Ils illustrent la dynamique du secteur.
Tableau 1 – Indicateurs des locations de courte durée dans quelques destinations clés
| Ville / Région | Nb. de logements (env.) | Revenu mensuel moyen (USD) | Tarif journalier moyen (USD) | Taux d’occupation moyen (%) |
|---|---|---|---|---|
| Santa Cruz de la Sierra | ~1 800 | 179,18 | 33,89 | 29,52 |
| La Paz | ~1 000 | 232,60 | 31,56 | 34,65 |
| Municipio Samaipata | 113 | 458,17 | 105,78 | 19,41 |
| Uyuni | 40 | 575,46 | 87,61 | 27,62 |
| Copacabana (Titicaca) | 66 | 108,23 | 37,34 | 18,67 |
Les revenus moyens mensuels peuvent paraître modestes dans les grandes villes, mais ils s’inscrivent dans un contexte de coûts d’acquisition relativement réduits et de fiscalité immobilière légère.
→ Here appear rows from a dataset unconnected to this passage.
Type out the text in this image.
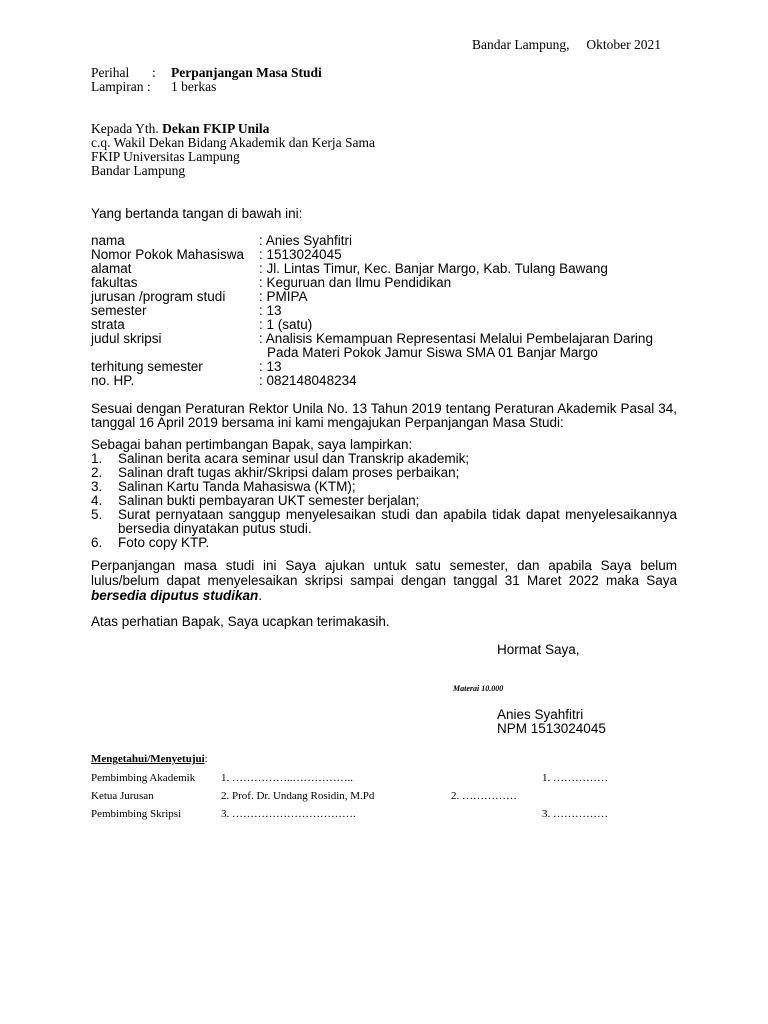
Bandar Lampung,     Oktober 2021
Perihal : Perpanjangan Masa Studi
Lampiran : 1 berkas
Kepada Yth. Dekan FKIP Unila
c.q. Wakil Dekan Bidang Akademik dan Kerja Sama
FKIP Universitas Lampung
Bandar Lampung
Yang bertanda tangan di bawah ini:
nama	: Anies Syahfitri
Nomor Pokok Mahasiswa : 1513024045
alamat	: Jl. Lintas Timur, Kec. Banjar Margo, Kab. Tulang Bawang
fakultas	: Keguruan dan Ilmu Pendidikan
jurusan /program studi : PMIPA
semester	: 13
strata	: 1 (satu)
judul skripsi	: Analisis Kemampuan Representasi Melalui Pembelajaran Daring
Pada Materi Pokok Jamur Siswa SMA 01 Banjar Margo
terhitung semester	: 13
no. HP.	: 082148048234
Sesuai dengan Peraturan Rektor Unila No. 13 Tahun 2019 tentang Peraturan Akademik Pasal 34, tanggal 16 April 2019 bersama ini kami mengajukan Perpanjangan Masa Studi:
Sebagai bahan pertimbangan Bapak, saya lampirkan:
1. Salinan berita acara seminar usul dan Transkrip akademik;
2. Salinan draft tugas akhir/Skripsi dalam proses perbaikan;
3. Salinan Kartu Tanda Mahasiswa (KTM);
4. Salinan bukti pembayaran UKT semester berjalan;
5. Surat pernyataan sanggup menyelesaikan studi dan apabila tidak dapat menyelesaikannya bersedia dinyatakan putus studi.
6. Foto copy KTP.
Perpanjangan masa studi ini Saya ajukan untuk satu semester, dan apabila Saya belum lulus/belum dapat menyelesaikan skripsi sampai dengan tanggal 31 Maret 2022 maka Saya bersedia diputus studikan.
Atas perhatian Bapak, Saya ucapkan terimakasih.
Hormat Saya,
Materai 10.000
Anies Syahfitri
NPM 1513024045
Mengetahui/Menyetujui:
Pembimbing Akademik 1. ……………..……………..	1. ……………
Ketua Jurusan	2. Prof. Dr. Undang Rosidin, M.Pd	2. ……………
Pembimbing Skripsi	3. …………………………….	3. ……………
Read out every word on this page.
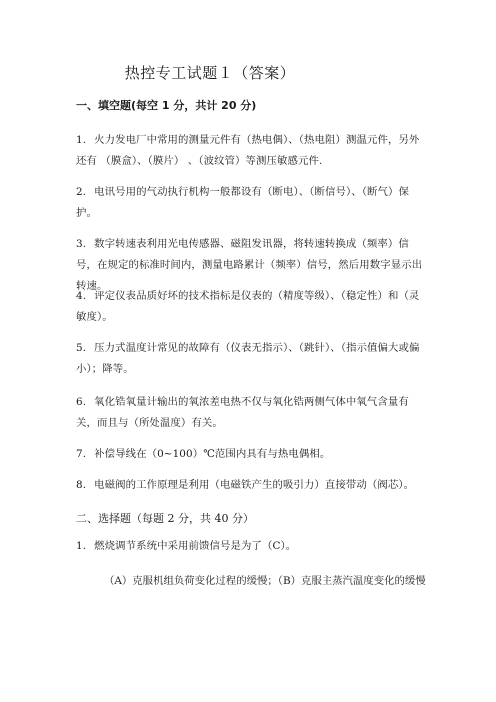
热控专工试题１（答案）
一、填空题(每空 1 分，共计 20 分)
1. 火力发电厂中常用的测量元件有（热电偶）、（热电阻）测温元件，另外还有 （膜盒）、（膜片） 、（波纹管）等测压敏感元件.
2. 电讯号用的气动执行机构一般都设有（断电）、（断信号）、（断气）保护。
3. 数字转速表利用光电传感器、磁阻发讯器，将转速转换成（频率）信号，在规定的标准时间内，测量电路累计（频率）信号，然后用数字显示出转速。
4. 评定仪表品质好坏的技术指标是仪表的（精度等级）、（稳定性）和（灵敏度）。
5. 压力式温度计常见的故障有（仪表无指示）、（跳针）、（指示值偏大或偏小）；降等。
6. 氧化锆氧量计输出的氧浓差电热不仅与氧化锆两侧气体中氧气含量有关，而且与（所处温度）有关。
7. 补偿导线在（0~100）℃范围内具有与热电偶相。
8. 电磁阀的工作原理是利用（电磁铁产生的吸引力）直接带动（阀芯）。
二、选择题（每题 2 分，共 40 分）
1. 燃烧调节系统中采用前馈信号是为了（C）。
（A）克服机组负荷变化过程的缓慢；（B）克服主蒸汽温度变化的缓慢
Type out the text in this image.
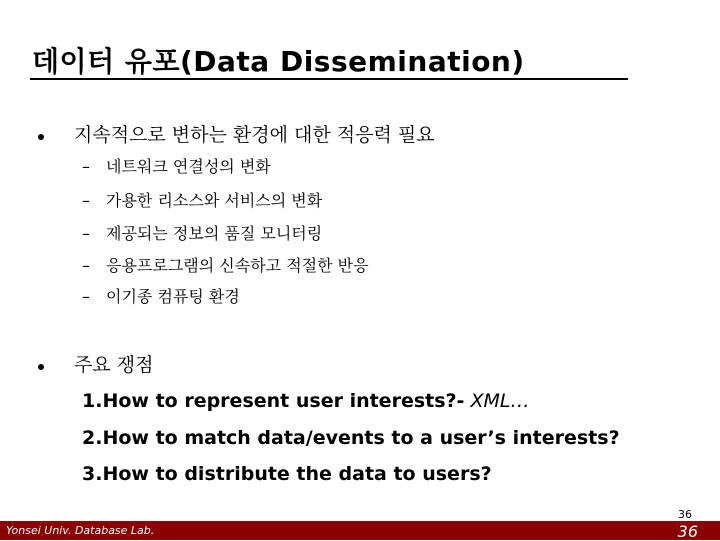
데이터 유포(Data Dissemination)
지속적으로 변하는 환경에 대한 적응력 필요
– 네트워크 연결성의 변화
– 가용한 리소스와 서비스의 변화
– 제공되는 정보의 품질 모니터링
– 응용프로그램의 신속하고 적절한 반응
– 이기종 컴퓨팅 환경
주요 쟁점
1.How to represent user interests?- XML…
2.How to match data/events to a user’s interests?
3.How to distribute the data to users?
36
Yonsei Univ. Database Lab.	36
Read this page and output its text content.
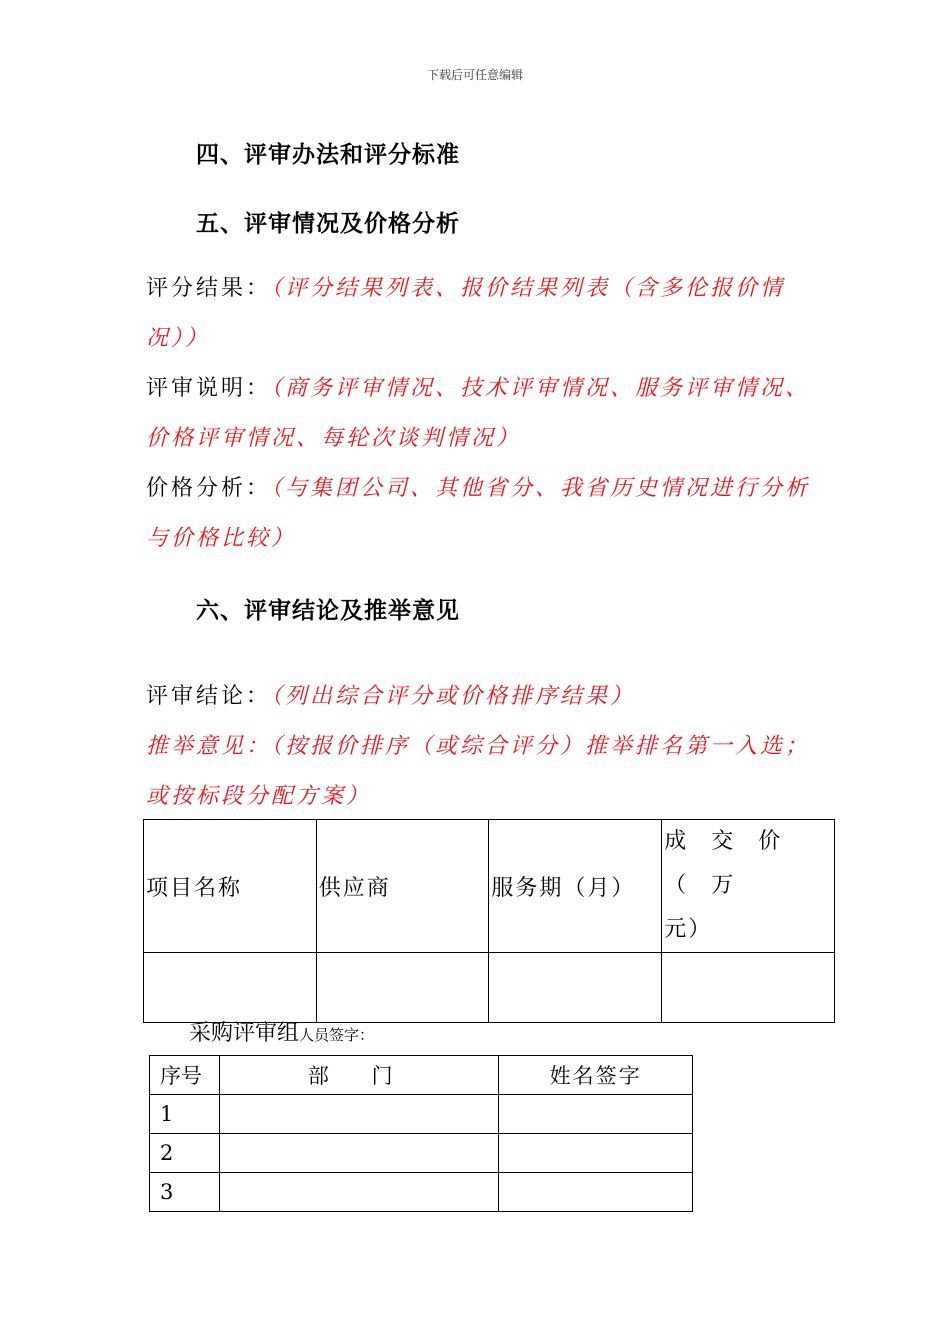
下载后可任意编辑
四、评审办法和评分标准
五、评审情况及价格分析
评分结果：（评分结果列表、报价结果列表（含多伦报价情
况））
评审说明：（商务评审情况、技术评审情况、服务评审情况、
价格评审情况、每轮次谈判情况）
价格分析：（与集团公司、其他省分、我省历史情况进行分析
与价格比较）
六、评审结论及推举意见
评审结论：（列出综合评分或价格排序结果）
推举意见：（按报价排序（或综合评分）推举排名第一入选；
或按标段分配方案）
项目名称	供应商	服务期（月）	成 交 价 （ 万
元）

采购评审组人员签字：
序号	部 门	姓名签字
1		
2		
3		
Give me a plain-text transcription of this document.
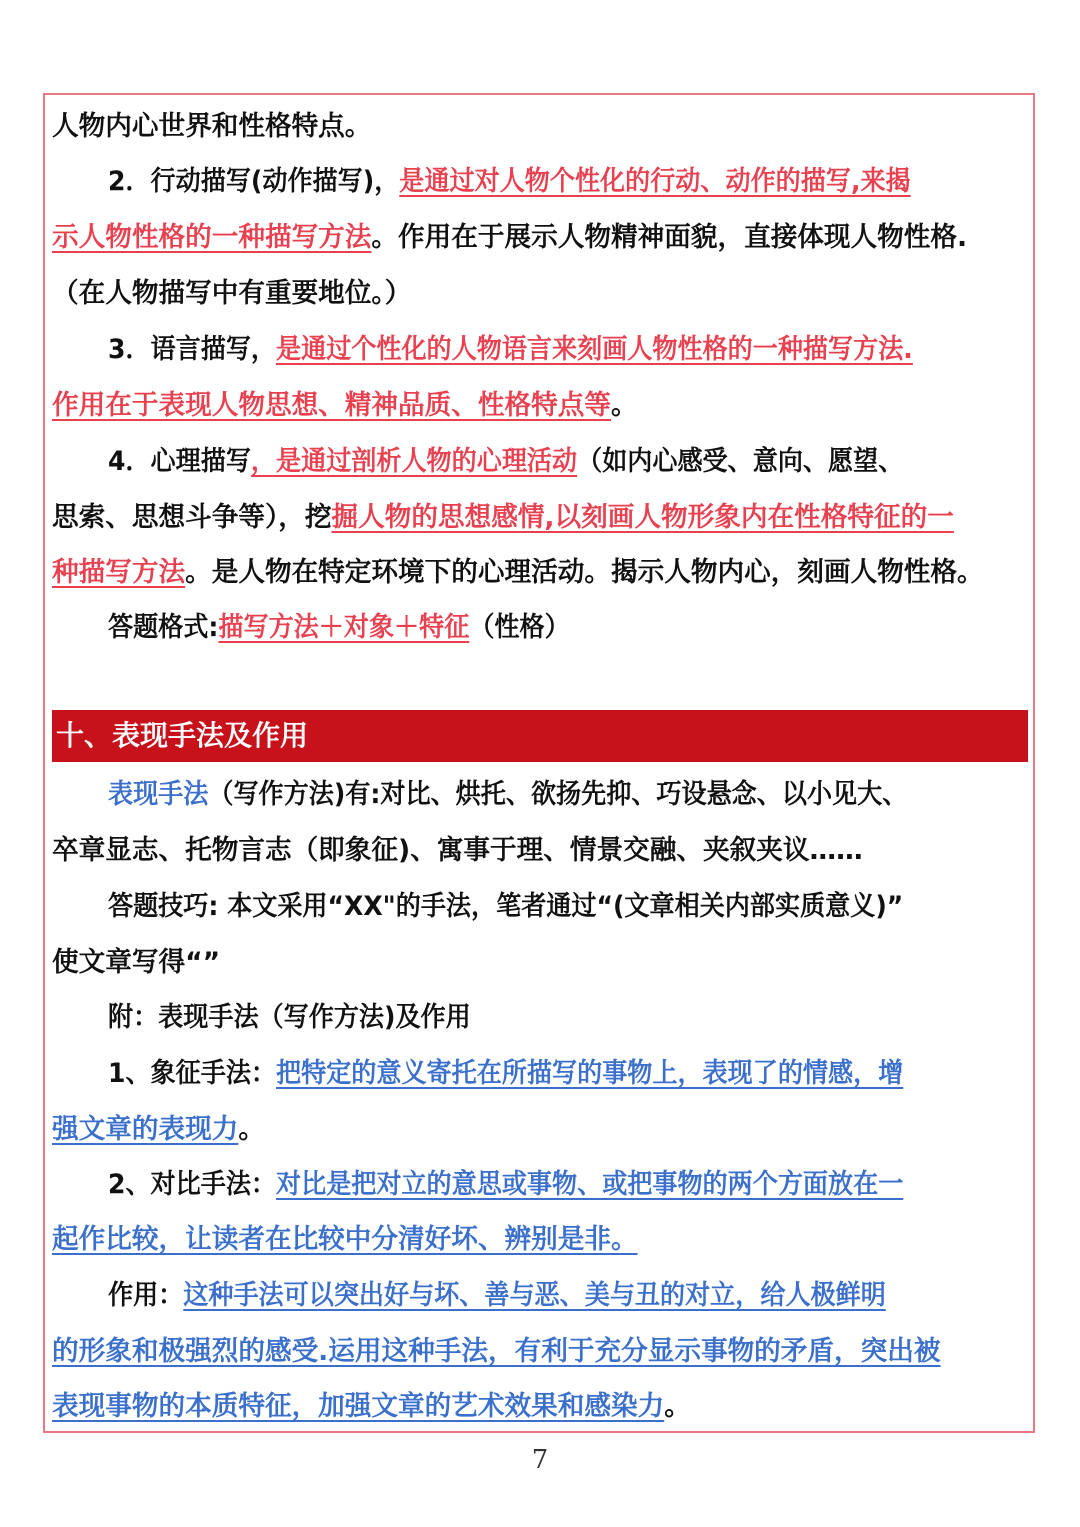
人物内心世界和性格特点。
2．行动描写(动作描写)，是通过对人物个性化的行动、动作的描写,来揭
示人物性格的一种描写方法。作用在于展示人物精神面貌，直接体现人物性格.
（在人物描写中有重要地位。）
3．语言描写，是通过个性化的人物语言来刻画人物性格的一种描写方法.
作用在于表现人物思想、精神品质、性格特点等。
4．心理描写，是通过剖析人物的心理活动（如内心感受、意向、愿望、
思索、思想斗争等），挖掘人物的思想感情,以刻画人物形象内在性格特征的一
种描写方法。是人物在特定环境下的心理活动。揭示人物内心，刻画人物性格。
答题格式:描写方法＋对象＋特征（性格）
十、表现手法及作用
表现手法（写作方法)有:对比、烘托、欲扬先抑、巧设悬念、以小见大、
卒章显志、托物言志（即象征)、寓事于理、情景交融、夹叙夹议……
答题技巧: 本文采用“XX"的手法，笔者通过“(文章相关内部实质意义)”
使文章写得“”
附：表现手法（写作方法)及作用
1、象征手法：把特定的意义寄托在所描写的事物上，表现了的情感，增
强文章的表现力。
2、对比手法：对比是把对立的意思或事物、或把事物的两个方面放在一
起作比较，让读者在比较中分清好坏、辨别是非。
作用：这种手法可以突出好与坏、善与恶、美与丑的对立，给人极鲜明
的形象和极强烈的感受.运用这种手法，有利于充分显示事物的矛盾，突出被
表现事物的本质特征，加强文章的艺术效果和感染力。
7
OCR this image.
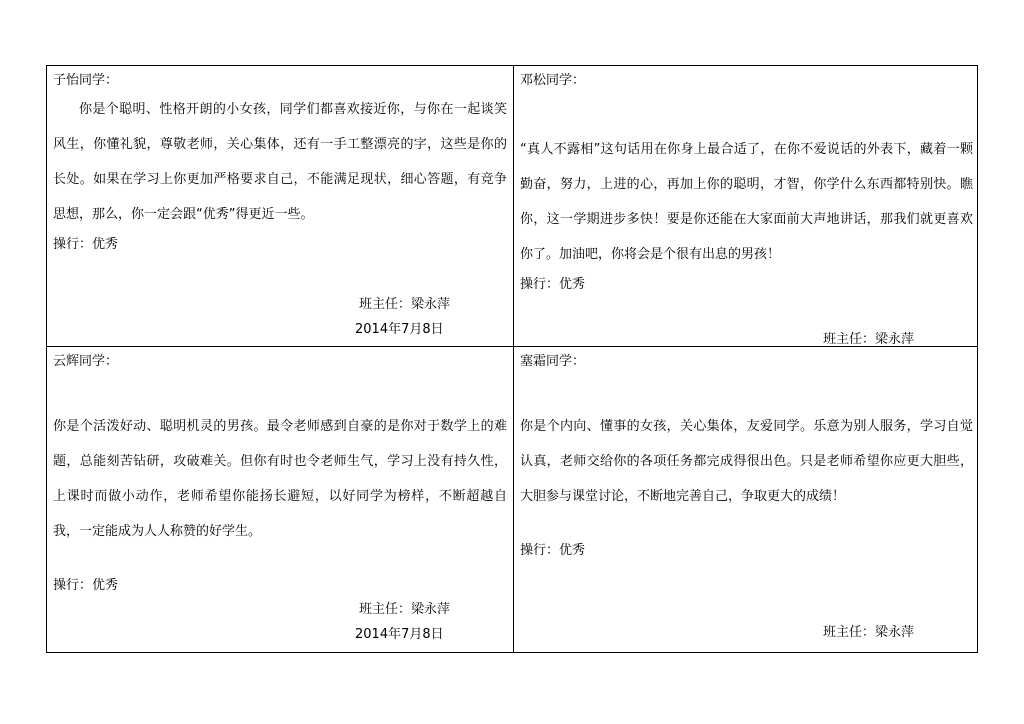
子怡同学：
你是个聪明、性格开朗的小女孩，同学们都喜欢接近你，与你在一起谈笑风生，你懂礼貌，尊敬老师，关心集体，还有一手工整漂亮的字，这些是你的长处。如果在学习上你更加严格要求自己，不能满足现状，细心答题，有竞争思想，那么，你一定会跟“优秀”得更近一些。
操行：优秀
班主任：梁永萍
2014年7月8日
邓松同学：
“真人不露相”这句话用在你身上最合适了，在你不爱说话的外表下，藏着一颗勤奋，努力，上进的心，再加上你的聪明，才智，你学什么东西都特别快。瞧你，这一学期进步多快！要是你还能在大家面前大声地讲话，那我们就更喜欢你了。加油吧，你将会是个很有出息的男孩！
操行：优秀
班主任：梁永萍
云辉同学：
你是个活泼好动、聪明机灵的男孩。最令老师感到自豪的是你对于数学上的难题，总能刻苦钻研，攻破难关。但你有时也令老师生气，学习上没有持久性，上课时而做小动作，老师希望你能扬长避短，以好同学为榜样，不断超越自我，一定能成为人人称赞的好学生。
操行：优秀
班主任：梁永萍
2014年7月8日
塞霜同学：
你是个内向、懂事的女孩，关心集体，友爱同学。乐意为别人服务，学习自觉认真，老师交给你的各项任务都完成得很出色。只是老师希望你应更大胆些，大胆参与课堂讨论，不断地完善自己，争取更大的成绩！
操行：优秀
班主任：梁永萍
Dans des destinations hyper‑touristiques mais de petite taille comme Uyuni ou Samaipata, les revenus mensuels plus élevés reflètent des tarifs journaliers bien supérieurs, en contrepartie de taux d’occupation plus volatils et très saisonniers.
Pour un propriétaire de résidence secondaire, une stratégie consistant à combiner usage personnel hors haute saison et location courte durée en période de pic peut aboutir à des rendements particulièrement attrayants, surtout dans les marchés touristiques où les rendements bruts annuels sont estimés entre 8 et 12 %.
Où acheter sa résidence secondaire : grandes villes vs destinations nature
Le marché bolivien des résidences secondaires est loin d’être homogène. Il se structure autour de quelques pôles urbains majeurs et de destinations touristiques naturelles ou patrimoniales.
Les grandes villes : sécurité locative et infrastructures
Dans les métropoles comme Santa Cruz de la Sierra, La Paz, Cochabamba, Sucre ou Tarija, la résidence secondaire prend souvent la forme d’un appartement moderne ou d’une maison en quartier résidentiel, utilisée une partie de l’année par le propriétaire et louée le reste du temps à des cadres, des expatriés, des étudiants ou des touristes urbains.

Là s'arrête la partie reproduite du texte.